Le tsar, cependant, prit encore l’engagement, vis-à-vis du nouveau diplomate, de se conformer aux stipulations du traité de Tilsitt, mais il émit formellement de nouvelles prétentions que légitimait parfaitement l’attitude de Napoléon à son égard. Alexandre demandait, notamment, l’évacuation de la Poméranie suédoise et des États prussiens par nos troupes et la levée de l’interdiction arbitraire qui l’avait mis jusque là dans l’impossibilité de faire commerce ouvertement avec les neutres et, en particulier, les Américains. Le ton, fort naturel cependant, de cette requête exaspéra Napoléon, qui s’en prit à Kourakim, l’ambassadeur d’Alexandre, et lui fit, le 27 avril 1812, de violents reproches. Entre temps, au milieu de février, Tzernitcheff était parti précipitamment pour la Russie, muni de renseignements fort importants, qu’il s’était procurés grâce à la complicité que nous avons signalée un peu plus haut.

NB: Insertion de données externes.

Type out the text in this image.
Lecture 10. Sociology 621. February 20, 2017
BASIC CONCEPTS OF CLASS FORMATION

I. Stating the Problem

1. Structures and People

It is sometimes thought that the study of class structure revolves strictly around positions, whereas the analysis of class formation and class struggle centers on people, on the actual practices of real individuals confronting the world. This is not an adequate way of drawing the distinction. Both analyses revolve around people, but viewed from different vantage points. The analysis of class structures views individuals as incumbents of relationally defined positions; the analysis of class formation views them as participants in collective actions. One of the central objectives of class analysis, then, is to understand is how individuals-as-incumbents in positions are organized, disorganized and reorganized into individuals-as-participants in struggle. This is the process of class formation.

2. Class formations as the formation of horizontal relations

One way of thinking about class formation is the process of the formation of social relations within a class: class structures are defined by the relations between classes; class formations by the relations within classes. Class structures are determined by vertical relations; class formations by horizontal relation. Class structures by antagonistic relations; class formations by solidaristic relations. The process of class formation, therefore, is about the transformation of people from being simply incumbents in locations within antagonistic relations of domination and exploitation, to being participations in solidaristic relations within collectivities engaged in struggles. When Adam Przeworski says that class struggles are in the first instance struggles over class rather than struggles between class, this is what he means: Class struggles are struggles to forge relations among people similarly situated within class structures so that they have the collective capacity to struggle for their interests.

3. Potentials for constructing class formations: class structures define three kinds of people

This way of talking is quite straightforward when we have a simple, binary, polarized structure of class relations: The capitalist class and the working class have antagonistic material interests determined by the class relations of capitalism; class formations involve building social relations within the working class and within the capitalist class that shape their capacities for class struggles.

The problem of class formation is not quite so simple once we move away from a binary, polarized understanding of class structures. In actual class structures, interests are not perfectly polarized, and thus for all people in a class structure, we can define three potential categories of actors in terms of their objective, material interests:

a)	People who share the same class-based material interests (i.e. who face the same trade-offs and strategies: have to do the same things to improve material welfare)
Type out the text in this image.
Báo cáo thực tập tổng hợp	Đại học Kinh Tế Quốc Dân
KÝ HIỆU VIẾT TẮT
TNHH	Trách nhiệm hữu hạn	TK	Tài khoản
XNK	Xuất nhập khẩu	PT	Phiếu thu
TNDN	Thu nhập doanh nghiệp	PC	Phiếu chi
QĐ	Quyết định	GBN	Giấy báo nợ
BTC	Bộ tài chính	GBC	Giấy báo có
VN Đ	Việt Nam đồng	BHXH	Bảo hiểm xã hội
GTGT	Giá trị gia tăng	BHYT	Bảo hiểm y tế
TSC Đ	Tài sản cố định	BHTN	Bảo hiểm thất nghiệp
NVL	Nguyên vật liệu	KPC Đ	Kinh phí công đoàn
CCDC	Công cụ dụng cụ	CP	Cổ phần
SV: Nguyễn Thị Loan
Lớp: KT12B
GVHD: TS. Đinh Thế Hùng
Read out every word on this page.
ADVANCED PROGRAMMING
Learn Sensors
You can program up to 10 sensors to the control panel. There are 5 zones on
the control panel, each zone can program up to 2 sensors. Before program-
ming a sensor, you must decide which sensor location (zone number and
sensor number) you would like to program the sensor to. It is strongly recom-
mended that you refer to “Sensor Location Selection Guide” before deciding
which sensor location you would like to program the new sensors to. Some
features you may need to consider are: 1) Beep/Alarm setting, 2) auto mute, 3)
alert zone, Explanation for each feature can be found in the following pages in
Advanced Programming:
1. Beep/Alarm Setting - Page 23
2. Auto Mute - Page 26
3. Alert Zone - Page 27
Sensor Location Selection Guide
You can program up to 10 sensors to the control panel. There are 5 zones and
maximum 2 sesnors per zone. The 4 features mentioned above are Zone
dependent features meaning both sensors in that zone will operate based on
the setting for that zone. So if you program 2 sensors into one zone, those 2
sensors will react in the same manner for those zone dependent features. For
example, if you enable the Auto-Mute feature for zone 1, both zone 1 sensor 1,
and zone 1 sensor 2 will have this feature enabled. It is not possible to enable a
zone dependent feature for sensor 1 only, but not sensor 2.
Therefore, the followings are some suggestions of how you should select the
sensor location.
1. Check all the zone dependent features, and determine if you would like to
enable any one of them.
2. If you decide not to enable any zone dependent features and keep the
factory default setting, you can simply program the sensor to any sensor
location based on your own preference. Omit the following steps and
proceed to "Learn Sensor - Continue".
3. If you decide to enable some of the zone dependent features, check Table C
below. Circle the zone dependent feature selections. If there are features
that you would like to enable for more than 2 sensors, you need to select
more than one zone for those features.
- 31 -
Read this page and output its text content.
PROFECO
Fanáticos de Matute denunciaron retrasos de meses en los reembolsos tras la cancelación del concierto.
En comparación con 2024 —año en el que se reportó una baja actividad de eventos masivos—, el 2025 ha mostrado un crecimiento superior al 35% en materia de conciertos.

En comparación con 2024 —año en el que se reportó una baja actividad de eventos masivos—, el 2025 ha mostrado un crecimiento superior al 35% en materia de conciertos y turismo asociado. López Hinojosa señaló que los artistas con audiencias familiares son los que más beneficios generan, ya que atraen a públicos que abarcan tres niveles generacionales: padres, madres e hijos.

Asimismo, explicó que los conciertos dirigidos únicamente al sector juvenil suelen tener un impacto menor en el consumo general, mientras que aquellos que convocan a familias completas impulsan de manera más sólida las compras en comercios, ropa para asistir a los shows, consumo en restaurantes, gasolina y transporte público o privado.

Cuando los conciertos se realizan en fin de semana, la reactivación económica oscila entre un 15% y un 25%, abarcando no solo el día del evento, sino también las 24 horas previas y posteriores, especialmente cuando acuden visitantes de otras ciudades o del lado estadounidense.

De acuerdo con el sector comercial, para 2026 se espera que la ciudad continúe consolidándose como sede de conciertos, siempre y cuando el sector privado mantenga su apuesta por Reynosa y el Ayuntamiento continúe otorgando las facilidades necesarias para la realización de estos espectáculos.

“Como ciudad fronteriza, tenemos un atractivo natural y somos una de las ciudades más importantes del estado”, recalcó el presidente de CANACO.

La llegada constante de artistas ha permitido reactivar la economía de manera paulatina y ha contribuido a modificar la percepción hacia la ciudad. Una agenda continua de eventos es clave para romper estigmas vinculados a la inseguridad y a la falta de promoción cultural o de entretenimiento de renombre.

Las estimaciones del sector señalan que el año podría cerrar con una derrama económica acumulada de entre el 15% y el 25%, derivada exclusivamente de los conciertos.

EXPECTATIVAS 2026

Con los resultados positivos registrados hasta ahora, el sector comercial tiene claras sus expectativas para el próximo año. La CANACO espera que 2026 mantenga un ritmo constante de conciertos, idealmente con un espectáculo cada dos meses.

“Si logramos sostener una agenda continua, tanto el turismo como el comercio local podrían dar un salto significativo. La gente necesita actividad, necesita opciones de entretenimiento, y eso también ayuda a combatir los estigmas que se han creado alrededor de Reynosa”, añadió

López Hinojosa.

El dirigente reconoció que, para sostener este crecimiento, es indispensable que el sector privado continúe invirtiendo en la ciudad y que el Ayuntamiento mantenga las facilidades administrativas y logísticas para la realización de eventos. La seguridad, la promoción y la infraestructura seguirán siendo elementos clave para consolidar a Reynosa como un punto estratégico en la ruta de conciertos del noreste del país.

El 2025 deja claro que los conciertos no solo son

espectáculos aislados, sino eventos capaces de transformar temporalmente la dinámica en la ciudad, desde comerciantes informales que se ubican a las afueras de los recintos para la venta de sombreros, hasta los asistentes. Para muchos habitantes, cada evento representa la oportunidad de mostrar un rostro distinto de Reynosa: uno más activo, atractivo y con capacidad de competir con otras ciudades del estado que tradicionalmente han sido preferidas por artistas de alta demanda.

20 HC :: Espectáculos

Ce dernier incident avait mis le comble à la colère de Napoléon qui se hâta de conclure, au moyen de brutales pressions, plusieurs alliances offensives contre la Russie.

Un premier traité stipula les conditions de la coopération de la Prusse, le 24 février 1812. Frédéric-Guillaume, qui désirait vivement rentrer en possession des places occupées par les Français sur l’Oder, n’obtint pas satisfaction, malgré la promesse formelle de son alliance. Sur la foi d’assurances assez vagues, il dut s’engager à fournir 20 000 hommes ; il lui fut cependant accordé, en échange de cette coopération, une réduction de 20 millions sur la contribution de guerre de 60 millions qu’il devait acquitter.

Quelques jours après, le 10 mars, Napoléon signait un autre traité avec l’Autriche, aux termes duquel François-Joseph fournissait un contingent de 30 000 hommes, placé sous le commandement de Schwartzenberg. La restitution éventuelle des provinces illyriennes à l’Autriche était la compensation principale consentie par Napoléon.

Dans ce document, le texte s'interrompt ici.